Nun steht sie ja fest, die Regierungsriege unserer Kanzlerin. Ob nun jeder damit glücklich ist, bleibt abzuwarten, sowohl beim Wahlvolk als auch bei den neuen Ministern.

Hat es Sie nicht auch etwas verwundert, im Grunde genommen eigentlich jedes mal wenn eine neue Regierung gebildet wird, wie fix die Minister ausgetauscht werden? Sind unsere Minister Tausendsassas, die alles können oder könnte man dort jeden hinstellen, denn die Arbeit wird doch im Hintergrund von anderen gemacht?

Gezeigt hat sich ja in letzter Zeit immer wieder, kommt ein Minister aus der Branche die er nun vertritt, kommen seine Aussagen glaubwürdig rüber. Dennoch, ungeachtet dessen wird hin und her geschoben, eben zur Verwunderung von uns Bürgern.

Einen Vorteil hat jedenfalls dieses, auf Neudeutsch "Jobrotation". Man kann plötzlich die Politik verändern ohne dass der Gesichtsverlust zu groß wird. Würde man z. B. jetzt aus Afghanistan rausgehen, könnte der Neue sagen, der Alte hätte z. B. die Tragweite des Geschehens nicht überblickt, hätte zuviel persönliches Engagement eingebracht uoder hätte den Blick für´s Große verloren usw. Und überhaupt, damals gab es ja noch die "Große Koalition". Zack, und die Suppe wäre gegessen.

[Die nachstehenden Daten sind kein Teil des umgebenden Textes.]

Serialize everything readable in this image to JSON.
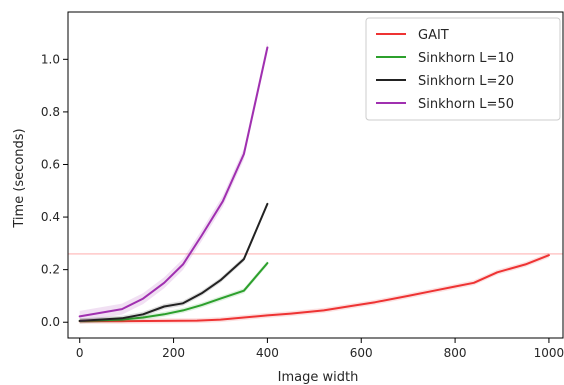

Für mich sehr interessant waren am Samstag die Fernsehnachrichten im Zweiten. Das sonst so hochgelobte Wirtschaftsministerium mit zu Guttenberg, gab es plötzlich nicht mehr, also es wurde jedenfalls keine Silbe darüber verloren. Nun kann man sich darauf auch seinen Reim machen. Wenn der Herr Brüderle von der FDP dieses Ministerium bekommt, versinkt es sowieso wieder ins Unbedeutende. Rückblickend kann man feststellen, sobald die FDP das Wirtschaftsministerium inne hatte, kam von da nichts mehr um das mal ganz höflich auszudrücken. Vielleicht hat das ZDF das auch so gesehen, und hat den Herrn Brüderle erst gar nicht erwähnt, warum auch, der taucht die nächste vier Jahre sowie so nicht mehr auf.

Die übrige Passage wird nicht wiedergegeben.